Lemur Communication

In my last lemur post we learned what makes a lemur a lemur. One of the biggest lemur traits has to do with scent- they have pointy moist noses, similar to your dogs at home, and they rely largely on smell for communication. Which differs from apes and monkeys but that is because lemurs communicate via scent. Lemurs can have scent glands on one or more of the following: head, feet, chest, wrists, hands, shoulders, and/or genitals which they use to mark their foraging routes. Ring tailed males have a spur on each wrist which allows him to pierce tree branches before scenting. A common thing to see is a ‘tail flick’- where one lemur rubs secretions from their wrist glands on their own tail and then flicks it at an opponent. This can start a ‘stink fight’ between males.

Top pic- First Lemur scent marking, Bottom pic- Second lemur smelling the scent

Females ring tails only have genital scent glands but with just one gland they can communicate their fertility, if they are pregnant and how far along it is.
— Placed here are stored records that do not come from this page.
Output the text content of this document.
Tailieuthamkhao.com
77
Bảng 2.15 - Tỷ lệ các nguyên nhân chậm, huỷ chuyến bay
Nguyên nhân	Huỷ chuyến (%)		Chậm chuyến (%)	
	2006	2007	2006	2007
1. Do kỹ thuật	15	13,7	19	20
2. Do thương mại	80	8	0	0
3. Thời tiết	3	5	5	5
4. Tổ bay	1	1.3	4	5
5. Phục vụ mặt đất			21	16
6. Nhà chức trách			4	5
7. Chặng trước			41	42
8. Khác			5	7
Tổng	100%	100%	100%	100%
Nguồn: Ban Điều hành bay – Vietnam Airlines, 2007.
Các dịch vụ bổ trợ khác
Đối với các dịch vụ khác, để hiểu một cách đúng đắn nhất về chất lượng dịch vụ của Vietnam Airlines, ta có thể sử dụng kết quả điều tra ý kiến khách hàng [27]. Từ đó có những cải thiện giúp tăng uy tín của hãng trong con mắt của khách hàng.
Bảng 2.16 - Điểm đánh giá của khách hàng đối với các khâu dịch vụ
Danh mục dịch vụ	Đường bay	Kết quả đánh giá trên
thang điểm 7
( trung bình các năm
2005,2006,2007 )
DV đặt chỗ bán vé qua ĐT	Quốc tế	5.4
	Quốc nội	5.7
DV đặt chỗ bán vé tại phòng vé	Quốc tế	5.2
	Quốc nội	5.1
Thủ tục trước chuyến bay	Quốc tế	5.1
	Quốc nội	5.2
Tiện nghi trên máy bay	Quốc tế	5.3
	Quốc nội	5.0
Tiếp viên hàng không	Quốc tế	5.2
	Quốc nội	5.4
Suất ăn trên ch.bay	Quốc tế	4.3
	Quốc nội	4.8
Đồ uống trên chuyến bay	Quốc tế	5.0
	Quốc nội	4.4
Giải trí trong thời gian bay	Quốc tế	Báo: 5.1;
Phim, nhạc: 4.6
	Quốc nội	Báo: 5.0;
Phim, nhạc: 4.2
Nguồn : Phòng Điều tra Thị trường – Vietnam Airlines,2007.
In fact, scent marking is so crucial to lemur society that an ill or socially stressed animal’s scent will change dramatically- possibly showing he is less genetically fit.
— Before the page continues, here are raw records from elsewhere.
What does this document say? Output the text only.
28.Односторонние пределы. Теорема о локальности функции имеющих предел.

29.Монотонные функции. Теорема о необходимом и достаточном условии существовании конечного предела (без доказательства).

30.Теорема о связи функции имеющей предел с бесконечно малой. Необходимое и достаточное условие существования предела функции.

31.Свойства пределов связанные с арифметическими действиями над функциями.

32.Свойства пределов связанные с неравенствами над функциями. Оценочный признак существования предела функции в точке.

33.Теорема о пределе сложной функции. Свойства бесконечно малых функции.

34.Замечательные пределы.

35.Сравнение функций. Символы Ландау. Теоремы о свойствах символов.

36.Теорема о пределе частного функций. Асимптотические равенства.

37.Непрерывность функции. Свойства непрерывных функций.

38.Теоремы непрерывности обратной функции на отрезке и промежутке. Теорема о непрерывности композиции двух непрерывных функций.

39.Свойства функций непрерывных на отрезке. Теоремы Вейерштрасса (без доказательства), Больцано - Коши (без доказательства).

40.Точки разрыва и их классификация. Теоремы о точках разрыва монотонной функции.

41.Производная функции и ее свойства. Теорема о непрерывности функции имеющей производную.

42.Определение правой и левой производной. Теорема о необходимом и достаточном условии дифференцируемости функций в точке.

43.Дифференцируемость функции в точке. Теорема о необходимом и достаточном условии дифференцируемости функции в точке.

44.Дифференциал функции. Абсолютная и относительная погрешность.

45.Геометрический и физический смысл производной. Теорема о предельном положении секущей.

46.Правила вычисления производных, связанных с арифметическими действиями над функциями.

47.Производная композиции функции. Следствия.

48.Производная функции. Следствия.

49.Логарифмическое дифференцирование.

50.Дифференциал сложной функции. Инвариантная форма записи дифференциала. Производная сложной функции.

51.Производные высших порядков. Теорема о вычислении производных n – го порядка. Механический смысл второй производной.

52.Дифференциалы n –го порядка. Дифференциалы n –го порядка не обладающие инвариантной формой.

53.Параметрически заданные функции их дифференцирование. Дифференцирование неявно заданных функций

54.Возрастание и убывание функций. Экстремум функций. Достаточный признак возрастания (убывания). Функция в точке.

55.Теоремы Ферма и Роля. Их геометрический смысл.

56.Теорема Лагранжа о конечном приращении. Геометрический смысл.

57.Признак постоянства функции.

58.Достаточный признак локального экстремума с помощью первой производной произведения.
Duke University research has shown that ring tails may actually have the most diverse scent languages in primates. Lemurs could be using scent marking as a signature that shows who they are, their dominance status, and social attachments. Which could be helpful in avoiding aggression among males and inbreeding during the mating season. More research is needed but lemurs are communicating far more than we are currently aware of.
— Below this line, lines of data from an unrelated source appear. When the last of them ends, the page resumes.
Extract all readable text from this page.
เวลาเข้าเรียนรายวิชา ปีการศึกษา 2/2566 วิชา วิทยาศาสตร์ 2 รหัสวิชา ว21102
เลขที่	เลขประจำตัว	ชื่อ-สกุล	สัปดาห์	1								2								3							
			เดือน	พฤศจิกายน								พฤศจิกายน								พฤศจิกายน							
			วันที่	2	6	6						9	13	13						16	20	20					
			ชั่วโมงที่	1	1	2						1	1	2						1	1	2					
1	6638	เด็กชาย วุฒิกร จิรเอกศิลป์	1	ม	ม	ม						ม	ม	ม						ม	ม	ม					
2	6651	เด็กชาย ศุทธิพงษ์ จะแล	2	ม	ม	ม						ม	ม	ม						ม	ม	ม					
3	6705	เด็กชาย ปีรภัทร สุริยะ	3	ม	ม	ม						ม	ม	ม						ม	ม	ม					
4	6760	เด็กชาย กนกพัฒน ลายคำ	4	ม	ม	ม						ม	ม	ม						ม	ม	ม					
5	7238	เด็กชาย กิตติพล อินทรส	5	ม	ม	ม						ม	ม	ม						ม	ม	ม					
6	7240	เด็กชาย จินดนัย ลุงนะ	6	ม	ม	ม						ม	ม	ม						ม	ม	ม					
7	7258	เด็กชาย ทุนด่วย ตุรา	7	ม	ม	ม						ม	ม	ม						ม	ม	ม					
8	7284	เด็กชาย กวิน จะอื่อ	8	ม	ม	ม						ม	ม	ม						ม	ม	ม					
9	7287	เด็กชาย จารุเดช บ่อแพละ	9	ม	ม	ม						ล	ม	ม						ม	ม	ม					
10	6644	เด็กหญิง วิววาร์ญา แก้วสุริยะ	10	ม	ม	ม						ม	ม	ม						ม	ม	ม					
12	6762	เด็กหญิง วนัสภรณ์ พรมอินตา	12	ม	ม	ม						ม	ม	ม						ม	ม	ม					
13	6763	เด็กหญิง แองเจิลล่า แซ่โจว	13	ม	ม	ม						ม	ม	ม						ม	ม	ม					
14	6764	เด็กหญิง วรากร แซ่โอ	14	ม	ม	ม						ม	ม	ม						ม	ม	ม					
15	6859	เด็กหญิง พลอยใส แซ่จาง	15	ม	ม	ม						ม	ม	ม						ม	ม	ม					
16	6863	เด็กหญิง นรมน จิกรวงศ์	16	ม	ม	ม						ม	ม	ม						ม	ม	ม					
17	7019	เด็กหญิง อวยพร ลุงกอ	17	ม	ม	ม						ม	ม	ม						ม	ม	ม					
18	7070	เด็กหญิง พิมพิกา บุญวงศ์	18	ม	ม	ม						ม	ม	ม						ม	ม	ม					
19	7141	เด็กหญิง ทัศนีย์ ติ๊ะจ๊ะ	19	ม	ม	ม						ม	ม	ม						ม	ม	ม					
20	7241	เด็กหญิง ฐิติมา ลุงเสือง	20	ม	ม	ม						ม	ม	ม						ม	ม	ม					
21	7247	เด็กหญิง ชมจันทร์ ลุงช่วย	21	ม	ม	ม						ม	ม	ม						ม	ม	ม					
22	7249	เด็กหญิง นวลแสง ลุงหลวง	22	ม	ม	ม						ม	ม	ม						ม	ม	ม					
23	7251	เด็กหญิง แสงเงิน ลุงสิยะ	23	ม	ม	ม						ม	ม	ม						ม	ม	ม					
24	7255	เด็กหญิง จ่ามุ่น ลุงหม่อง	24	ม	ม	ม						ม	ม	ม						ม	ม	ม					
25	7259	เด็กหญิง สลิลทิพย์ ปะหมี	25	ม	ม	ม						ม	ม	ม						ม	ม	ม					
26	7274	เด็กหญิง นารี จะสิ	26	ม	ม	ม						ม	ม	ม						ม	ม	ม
Our ring tailed lemurs seem to enjoy scenting everything. In fact my training sessions usually begin by putting crates into the yard or stall and then gathering my supplies- giving the lemurs time to scent mark the crates, otherwise I just kinda have to wait for them to finish.

scent marking


Facial expressions are used to communicate as well.  I copied the following directly from the National Zoo’s website, it lists the different types of Ring Tailed Lemur facial expressions and what they are used for.  Unfortunately I wasn’t able to find any images to go along with these descriptions.

Staring open-mouth face:  The eyes are opened wide, the mouth is open with the teeth covered by the lips. This occurs when mobbing a predator or serves to communicate an inhibited threat.

Staring bared-teeth scream face:  The eyes are opened wide, the mouth is open with the corners drawn back so that the teeth and gums are revealed. This display occurs with terror flight.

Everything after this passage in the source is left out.